There is no certainty that the party will beat off what is expected to be a strong challenge from the opposition Democratic Party (DPJ), which did well in the last elections to both houses of the Parliament.
Koizumi may however have calculated that his reforms, on which he made the breakup of the post office effectively a confidence issue, have a way to go yet and he has changed his mind about quitting before seeing more of them through. If he is returned to power, he will have vanquished his many opponents in the LDP while receiving a mandate, however small, to push on with change.
If however, he is defeated and the LDP is robbed of power, he will then have had the satisfaction of seeing his political enemies within the party swinging on a hook of their own making, while he can resume his original plan to quit front-line politics. It is certainly expected that most of the LDP legislators who rebelled against him will be dropped from the party’s candidate lists for the Sept. 11 ballot. So win or lose Koizumi will have his revenge for their disloyalty.
Were the still personally popular prime minister to be returned to power, then he really will have the chance to make a lasting mark on the country’s economy with radical measures which many old guard LDP members and faction heads have long resisted.

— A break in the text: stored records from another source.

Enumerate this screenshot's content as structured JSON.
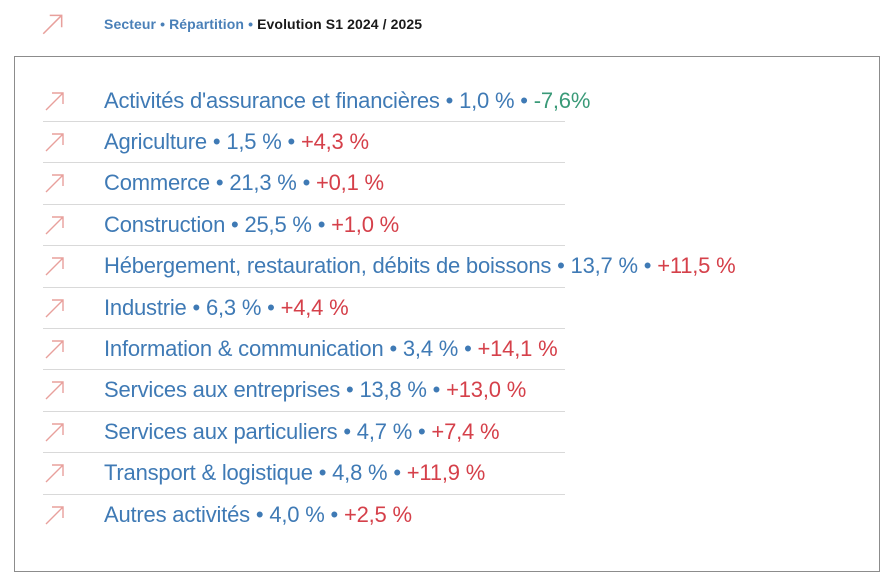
{
  "header": {
    "part1": "Secteur",
    "part2": "Répartition",
    "part3": "Evolution S1 2024 / 2025",
    "separator": "•"
  },
  "colors": {
    "label_blue": "#3f7ab5",
    "positive_red": "#d5404a",
    "negative_green": "#3a9a78",
    "arrow_pink": "#e8a09c"
  },
  "icon": "arrow-up-right-icon",
  "separator": "•",
  "rows": [
    {
      "sector": "Activités d'assurance et financières",
      "share": "1,0 %",
      "change": "-7,6%",
      "trend": "negative"
    },
    {
      "sector": "Agriculture",
      "share": "1,5 %",
      "change": "+4,3 %",
      "trend": "positive"
    },
    {
      "sector": "Commerce",
      "share": "21,3 %",
      "change": "+0,1 %",
      "trend": "positive"
    },
    {
      "sector": "Construction",
      "share": "25,5 %",
      "change": "+1,0 %",
      "trend": "positive"
    },
    {
      "sector": "Hébergement, restauration, débits de boissons",
      "share": "13,7 %",
      "change": "+11,5 %",
      "trend": "positive"
    },
    {
      "sector": "Industrie",
      "share": "6,3 %",
      "change": "+4,4 %",
      "trend": "positive"
    },
    {
      "sector": "Information & communication",
      "share": "3,4 %",
      "change": "+14,1 %",
      "trend": "positive"
    },
    {
      "sector": "Services aux entreprises",
      "share": "13,8 %",
      "change": "+13,0 %",
      "trend": "positive"
    },
    {
      "sector": "Services aux particuliers",
      "share": "4,7 %",
      "change": "+7,4 %",
      "trend": "positive"
    },
    {
      "sector": "Transport & logistique",
      "share": "4,8 %",
      "change": "+11,9 %",
      "trend": "positive"
    },
    {
      "sector": "Autres activités",
      "share": "4,0 %",
      "change": "+2,5 %",
      "trend": "positive"
    }
  ]
}
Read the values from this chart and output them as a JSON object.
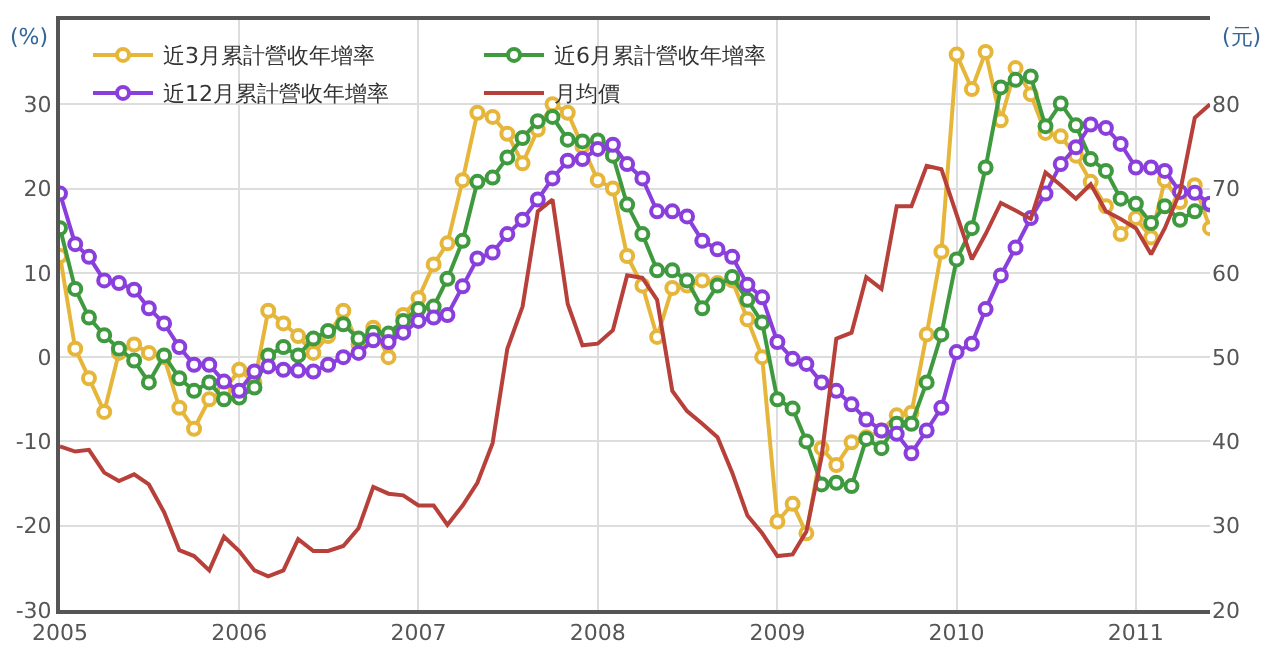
{
  "chart_data": {
    "type": "line",
    "x": [
      "2005-01",
      "2005-02",
      "2005-03",
      "2005-04",
      "2005-05",
      "2005-06",
      "2005-07",
      "2005-08",
      "2005-09",
      "2005-10",
      "2005-11",
      "2005-12",
      "2006-01",
      "2006-02",
      "2006-03",
      "2006-04",
      "2006-05",
      "2006-06",
      "2006-07",
      "2006-08",
      "2006-09",
      "2006-10",
      "2006-11",
      "2006-12",
      "2007-01",
      "2007-02",
      "2007-03",
      "2007-04",
      "2007-05",
      "2007-06",
      "2007-07",
      "2007-08",
      "2007-09",
      "2007-10",
      "2007-11",
      "2007-12",
      "2008-01",
      "2008-02",
      "2008-03",
      "2008-04",
      "2008-05",
      "2008-06",
      "2008-07",
      "2008-08",
      "2008-09",
      "2008-10",
      "2008-11",
      "2008-12",
      "2009-01",
      "2009-02",
      "2009-03",
      "2009-04",
      "2009-05",
      "2009-06",
      "2009-07",
      "2009-08",
      "2009-09",
      "2009-10",
      "2009-11",
      "2009-12",
      "2010-01",
      "2010-02",
      "2010-03",
      "2010-04",
      "2010-05",
      "2010-06",
      "2010-07",
      "2010-08",
      "2010-09",
      "2010-10",
      "2010-11",
      "2010-12",
      "2011-01",
      "2011-02",
      "2011-03",
      "2011-04",
      "2011-05",
      "2011-06"
    ],
    "series": [
      {
        "name": "近3月累計營收年增率",
        "color": "#e6b63a",
        "marker": "circle",
        "values": [
          12,
          1,
          -2.5,
          -6.5,
          0.5,
          1.5,
          0.5,
          0,
          -6,
          -8.5,
          -5,
          -4,
          -1.5,
          -3,
          5.5,
          4,
          2.5,
          0.5,
          2.5,
          5.5,
          1.5,
          3.5,
          0,
          5,
          7,
          11,
          13.5,
          21,
          29,
          28.5,
          26.5,
          23,
          27,
          30,
          29,
          25,
          21,
          20,
          12,
          8.5,
          2.4,
          8.2,
          8.5,
          9.1,
          8.8,
          9.1,
          4.5,
          0,
          -19.5,
          -17.4,
          -20.9,
          -10.8,
          -12.8,
          -10.1,
          -9.5,
          -8.7,
          -6.9,
          -6.6,
          2.7,
          12.5,
          35.9,
          31.8,
          36.2,
          28.1,
          34.3,
          31.2,
          26.6,
          26.2,
          23.9,
          20.8,
          17.9,
          14.6,
          16.5,
          14.2,
          21,
          18.4,
          20.4,
          15.3
        ]
      },
      {
        "name": "近6月累計營收年增率",
        "color": "#3f9a3f",
        "marker": "circle",
        "values": [
          15.3,
          8.1,
          4.7,
          2.6,
          1,
          -0.4,
          -3,
          0.2,
          -2.5,
          -4,
          -3,
          -5,
          -4.8,
          -3.6,
          0.2,
          1.2,
          0.2,
          2.2,
          3.1,
          3.9,
          2.2,
          2.9,
          2.8,
          4.3,
          5.7,
          6,
          9.3,
          13.8,
          20.8,
          21.3,
          23.7,
          26,
          28,
          28.5,
          25.8,
          25.6,
          25.7,
          23.9,
          18.1,
          14.6,
          10.3,
          10.3,
          9.1,
          5.8,
          8.5,
          9.5,
          6.8,
          4.1,
          -5,
          -6.1,
          -10,
          -15.1,
          -14.9,
          -15.3,
          -9.7,
          -10.8,
          -7.9,
          -7.9,
          -3,
          2.7,
          11.6,
          15.3,
          22.5,
          32,
          32.9,
          33.3,
          27.4,
          30.1,
          27.5,
          23.5,
          22.1,
          18.8,
          18.2,
          15.9,
          17.9,
          16.3,
          17.3,
          18.1
        ]
      },
      {
        "name": "近12月累計營收年增率",
        "color": "#8a3fdc",
        "marker": "circle",
        "values": [
          19.4,
          13.4,
          11.9,
          9.1,
          8.8,
          8,
          5.8,
          4,
          1.2,
          -0.9,
          -0.9,
          -2.9,
          -4,
          -1.7,
          -1.1,
          -1.5,
          -1.6,
          -1.7,
          -0.9,
          0,
          0.5,
          2,
          1.8,
          2.9,
          4.3,
          4.7,
          5,
          8.4,
          11.7,
          12.4,
          14.6,
          16.3,
          18.7,
          21.2,
          23.3,
          23.5,
          24.7,
          25.2,
          22.9,
          21.2,
          17.3,
          17.3,
          16.7,
          13.8,
          12.8,
          11.9,
          8.6,
          7.1,
          1.8,
          -0.2,
          -0.8,
          -3,
          -4,
          -5.6,
          -7.4,
          -8.7,
          -9.1,
          -11.4,
          -8.7,
          -6,
          0.6,
          1.6,
          5.7,
          9.7,
          13,
          16.5,
          19.4,
          22.9,
          24.9,
          27.6,
          27.2,
          25.3,
          22.5,
          22.5,
          22.1,
          19.6,
          19.5,
          18.2
        ]
      },
      {
        "name": "月均價",
        "color": "#b8403a",
        "marker": "none",
        "axis": "y2",
        "values": [
          39.4,
          38.8,
          39,
          36.3,
          35.3,
          36.1,
          34.9,
          31.6,
          27.1,
          26.4,
          24.7,
          28.7,
          27,
          24.7,
          24,
          24.7,
          28.4,
          27,
          27,
          27.6,
          29.7,
          34.6,
          33.8,
          33.6,
          32.4,
          32.4,
          30.1,
          32.4,
          35.1,
          39.8,
          51,
          56,
          67.3,
          68.7,
          56.3,
          51.4,
          51.6,
          53.2,
          59.7,
          59.4,
          56.8,
          46,
          43.6,
          42.1,
          40.5,
          36.3,
          31.2,
          29.1,
          26.4,
          26.6,
          29.3,
          38.2,
          52.2,
          52.9,
          59.5,
          58.1,
          67.9,
          67.9,
          72.7,
          72.3,
          66.9,
          61.6,
          64.6,
          68.3,
          67.4,
          66.4,
          71.9,
          70.4,
          68.8,
          70.5,
          67.3,
          66.4,
          65.3,
          62.2,
          65.3,
          69.6,
          78.4,
          80
        ]
      }
    ],
    "ylabel": "(%)",
    "y2label": "(元)",
    "xlim": [
      "2005-01",
      "2011-06"
    ],
    "xticks": [
      {
        "value": "2005-01",
        "label": "2005"
      },
      {
        "value": "2006-01",
        "label": "2006"
      },
      {
        "value": "2007-01",
        "label": "2007"
      },
      {
        "value": "2008-01",
        "label": "2008"
      },
      {
        "value": "2009-01",
        "label": "2009"
      },
      {
        "value": "2010-01",
        "label": "2010"
      },
      {
        "value": "2011-01",
        "label": "2011"
      }
    ],
    "ylim": [
      -30,
      40
    ],
    "yticks": [
      -30,
      -20,
      -10,
      0,
      10,
      20,
      30
    ],
    "y2lim": [
      20,
      90
    ],
    "y2ticks": [
      20,
      30,
      40,
      50,
      60,
      70,
      80
    ],
    "grid": true,
    "legend": "top left",
    "line_style": "solid"
  }
}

Not the least of these would be playing midwife to the birth from the post office of the world’s biggest bank with assets in excess of $3 trillion.
However, for all their love of the new, Japanese voters still have a deeply conservative streak. The not very efficient and certainly grossly overmanned post office with well over 25,000 branches throughout the country is an institution embedded in the Japanese way of life. Even though the Tokyo financial markets hardly skipped a beat at the election news, apparently convinced of Koizumi’s re-election, it could very well prove a close-run thing. If Koizumi is indeed victorious, Japan may never be the same again.